Movie Review: The Manchurian Candidate

By Monica Sullivan
Movie Magazine International
Among the best movies released in 1962 is a film noir directed by John Frankenheimer. “The Manchurian Candidate” boasts a beautifully constructed script by Frankenheimer and George Axelrod, a terrific cast headed by Frank Sinatra, Laurence Harvey and Angela Lansbury and a dark premonitory vision that reveals all the horrors of the late sixties in embryo. Those who would like to remember 1962 as an innocent year can look elsewhere for nostalgia.

“The Manchurian Candidate” is grim, gripping entertainment.

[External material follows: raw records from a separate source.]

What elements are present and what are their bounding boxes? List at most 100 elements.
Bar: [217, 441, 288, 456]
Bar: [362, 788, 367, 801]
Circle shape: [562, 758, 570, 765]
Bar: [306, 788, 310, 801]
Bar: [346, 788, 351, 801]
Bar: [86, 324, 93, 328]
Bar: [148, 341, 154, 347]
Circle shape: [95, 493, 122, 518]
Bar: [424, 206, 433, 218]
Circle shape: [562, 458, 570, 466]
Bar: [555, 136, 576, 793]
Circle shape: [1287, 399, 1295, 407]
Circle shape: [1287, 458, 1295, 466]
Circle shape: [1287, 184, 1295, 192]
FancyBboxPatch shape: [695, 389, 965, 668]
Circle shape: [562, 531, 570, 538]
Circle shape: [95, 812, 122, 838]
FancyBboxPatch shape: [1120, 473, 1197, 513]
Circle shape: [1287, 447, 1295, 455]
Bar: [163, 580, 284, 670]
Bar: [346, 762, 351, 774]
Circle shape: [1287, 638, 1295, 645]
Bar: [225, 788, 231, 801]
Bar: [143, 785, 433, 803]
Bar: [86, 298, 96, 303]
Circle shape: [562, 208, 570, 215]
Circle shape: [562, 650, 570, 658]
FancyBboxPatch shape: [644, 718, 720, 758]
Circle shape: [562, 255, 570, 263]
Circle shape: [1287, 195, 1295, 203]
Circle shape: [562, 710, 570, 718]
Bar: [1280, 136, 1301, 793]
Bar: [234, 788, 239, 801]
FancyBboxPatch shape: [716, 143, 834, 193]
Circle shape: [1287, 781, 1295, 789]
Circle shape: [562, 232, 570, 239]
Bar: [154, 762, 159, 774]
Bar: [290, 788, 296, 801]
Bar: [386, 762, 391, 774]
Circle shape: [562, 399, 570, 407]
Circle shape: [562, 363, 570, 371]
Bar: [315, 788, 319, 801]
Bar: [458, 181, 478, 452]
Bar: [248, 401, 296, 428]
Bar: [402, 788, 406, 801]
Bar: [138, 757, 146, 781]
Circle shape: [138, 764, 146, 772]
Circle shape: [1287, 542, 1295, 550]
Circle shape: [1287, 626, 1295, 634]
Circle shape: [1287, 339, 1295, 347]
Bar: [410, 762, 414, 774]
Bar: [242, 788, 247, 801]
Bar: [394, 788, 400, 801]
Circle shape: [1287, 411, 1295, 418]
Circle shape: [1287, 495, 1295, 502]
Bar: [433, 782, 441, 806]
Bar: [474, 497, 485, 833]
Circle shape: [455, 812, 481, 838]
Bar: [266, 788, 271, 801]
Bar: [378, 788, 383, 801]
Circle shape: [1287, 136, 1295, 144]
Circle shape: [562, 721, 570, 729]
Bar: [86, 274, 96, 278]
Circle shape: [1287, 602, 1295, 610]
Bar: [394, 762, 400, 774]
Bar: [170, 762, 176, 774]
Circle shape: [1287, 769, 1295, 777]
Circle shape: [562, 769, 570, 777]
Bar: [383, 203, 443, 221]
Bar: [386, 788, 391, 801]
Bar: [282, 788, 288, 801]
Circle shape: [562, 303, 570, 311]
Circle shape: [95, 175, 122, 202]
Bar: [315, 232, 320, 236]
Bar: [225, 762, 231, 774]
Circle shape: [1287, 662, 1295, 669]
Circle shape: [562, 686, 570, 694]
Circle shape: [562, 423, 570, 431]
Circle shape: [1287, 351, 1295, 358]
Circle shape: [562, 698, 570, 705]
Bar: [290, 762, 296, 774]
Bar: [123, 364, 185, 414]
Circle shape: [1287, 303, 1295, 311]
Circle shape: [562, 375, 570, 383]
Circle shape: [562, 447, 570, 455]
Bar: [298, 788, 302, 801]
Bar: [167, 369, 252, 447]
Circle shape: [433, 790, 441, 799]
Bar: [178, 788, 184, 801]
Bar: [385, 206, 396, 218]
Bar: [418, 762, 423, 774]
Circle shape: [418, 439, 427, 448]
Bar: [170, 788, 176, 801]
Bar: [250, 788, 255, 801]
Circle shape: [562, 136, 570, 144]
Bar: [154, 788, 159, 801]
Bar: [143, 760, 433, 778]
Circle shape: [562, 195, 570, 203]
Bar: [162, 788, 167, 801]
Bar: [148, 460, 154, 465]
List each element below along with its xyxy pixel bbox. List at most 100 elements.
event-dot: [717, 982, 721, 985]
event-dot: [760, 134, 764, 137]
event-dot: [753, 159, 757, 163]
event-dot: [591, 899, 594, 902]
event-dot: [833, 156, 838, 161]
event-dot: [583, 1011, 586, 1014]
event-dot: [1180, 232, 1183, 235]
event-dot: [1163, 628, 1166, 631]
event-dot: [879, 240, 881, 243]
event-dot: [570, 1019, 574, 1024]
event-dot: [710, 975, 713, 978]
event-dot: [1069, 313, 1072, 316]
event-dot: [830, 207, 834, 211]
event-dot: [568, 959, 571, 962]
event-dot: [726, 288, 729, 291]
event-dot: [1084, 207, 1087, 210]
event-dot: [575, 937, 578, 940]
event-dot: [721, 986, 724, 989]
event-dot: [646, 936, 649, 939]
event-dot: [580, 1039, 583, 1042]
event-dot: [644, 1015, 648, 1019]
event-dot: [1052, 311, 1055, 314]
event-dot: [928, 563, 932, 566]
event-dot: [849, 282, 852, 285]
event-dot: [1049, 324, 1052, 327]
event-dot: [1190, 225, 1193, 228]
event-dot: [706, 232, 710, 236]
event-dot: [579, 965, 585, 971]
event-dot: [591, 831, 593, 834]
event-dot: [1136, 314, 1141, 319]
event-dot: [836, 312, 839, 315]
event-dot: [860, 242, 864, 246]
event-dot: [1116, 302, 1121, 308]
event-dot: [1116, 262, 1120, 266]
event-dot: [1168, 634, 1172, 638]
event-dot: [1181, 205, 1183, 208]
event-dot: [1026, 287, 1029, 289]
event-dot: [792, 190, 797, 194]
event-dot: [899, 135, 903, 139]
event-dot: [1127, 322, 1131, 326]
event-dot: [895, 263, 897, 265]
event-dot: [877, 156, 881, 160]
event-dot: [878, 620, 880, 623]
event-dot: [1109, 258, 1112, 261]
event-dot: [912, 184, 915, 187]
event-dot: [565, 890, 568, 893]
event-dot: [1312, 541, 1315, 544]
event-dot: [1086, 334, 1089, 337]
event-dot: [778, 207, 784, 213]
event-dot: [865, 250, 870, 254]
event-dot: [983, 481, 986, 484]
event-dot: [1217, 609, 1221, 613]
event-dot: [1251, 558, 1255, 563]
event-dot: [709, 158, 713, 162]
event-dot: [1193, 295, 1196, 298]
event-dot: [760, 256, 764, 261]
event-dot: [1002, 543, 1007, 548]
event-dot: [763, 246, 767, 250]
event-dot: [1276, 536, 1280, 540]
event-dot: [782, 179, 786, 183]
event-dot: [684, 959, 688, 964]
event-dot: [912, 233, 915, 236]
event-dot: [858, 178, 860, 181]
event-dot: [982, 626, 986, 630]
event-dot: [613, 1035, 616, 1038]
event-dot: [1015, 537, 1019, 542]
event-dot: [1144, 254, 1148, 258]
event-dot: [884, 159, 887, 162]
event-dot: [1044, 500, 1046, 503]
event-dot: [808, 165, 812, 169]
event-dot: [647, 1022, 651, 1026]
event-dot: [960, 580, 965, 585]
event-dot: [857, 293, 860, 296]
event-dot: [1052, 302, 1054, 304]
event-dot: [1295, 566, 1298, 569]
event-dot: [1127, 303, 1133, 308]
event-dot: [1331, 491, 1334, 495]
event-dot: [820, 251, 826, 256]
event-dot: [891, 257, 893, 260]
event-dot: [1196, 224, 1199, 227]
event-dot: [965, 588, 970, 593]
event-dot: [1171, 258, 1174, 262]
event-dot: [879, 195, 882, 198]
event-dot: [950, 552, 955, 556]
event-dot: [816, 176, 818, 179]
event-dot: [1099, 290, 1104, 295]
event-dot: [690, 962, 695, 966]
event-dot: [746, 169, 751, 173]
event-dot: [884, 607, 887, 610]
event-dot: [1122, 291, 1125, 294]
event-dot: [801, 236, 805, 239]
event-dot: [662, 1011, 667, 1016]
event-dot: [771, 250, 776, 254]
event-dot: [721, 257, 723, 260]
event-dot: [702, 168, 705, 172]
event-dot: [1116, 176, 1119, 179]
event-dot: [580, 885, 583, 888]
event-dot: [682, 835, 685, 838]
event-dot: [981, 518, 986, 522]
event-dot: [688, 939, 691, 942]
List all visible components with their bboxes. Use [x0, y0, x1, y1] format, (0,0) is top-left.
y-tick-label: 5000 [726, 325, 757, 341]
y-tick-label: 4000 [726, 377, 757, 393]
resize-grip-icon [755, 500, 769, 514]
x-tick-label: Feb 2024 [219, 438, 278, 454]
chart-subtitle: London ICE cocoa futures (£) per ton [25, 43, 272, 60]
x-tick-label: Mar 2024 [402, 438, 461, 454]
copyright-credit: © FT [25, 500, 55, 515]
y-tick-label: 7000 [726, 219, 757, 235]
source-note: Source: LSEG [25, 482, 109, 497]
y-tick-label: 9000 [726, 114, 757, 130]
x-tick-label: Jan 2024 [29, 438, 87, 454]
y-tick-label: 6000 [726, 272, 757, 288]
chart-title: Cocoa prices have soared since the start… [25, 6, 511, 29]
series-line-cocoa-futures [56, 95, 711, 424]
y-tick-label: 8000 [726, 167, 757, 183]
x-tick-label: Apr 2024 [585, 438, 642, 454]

Filmed within five years of Senator Joe McCarthy's death, the movie makes use of the paranoid Cold War era, and also reveals the slickness of the characters who marketed our national fears.

Angela Lansbury was only 37 when she played 34-year-old Laurence Harvey's villainous mother, but she gets away with it and steals every scene she's in. Lithuanian-born Harvey never was convincing in American roles, although he certainly played enough of them, yet he is otherwise sympathetic and restrained in the pivotal role. Frank Sinatra could be a fine actor when he wanted to be, and he plays with cool, crisp authority here. Not many people remember an attractive, talented starlet named Leslie Parrish, but she is shown to good advantage opposite Harvey. One bit of miscasting is Puerto Rican Henry Silva as a Korean, an especially odd choice in a picture which also features Khigh Dhiegh. There's also a weak love interest bit for Janet Leigh opposite Sinatra.

“The Manchurian Candidate” was made in the midst of the Kennedy years and yet it's atypical of films of that era in that it's genuinely noir and genuinely prophetic. It runs rings around most of today's thrillers.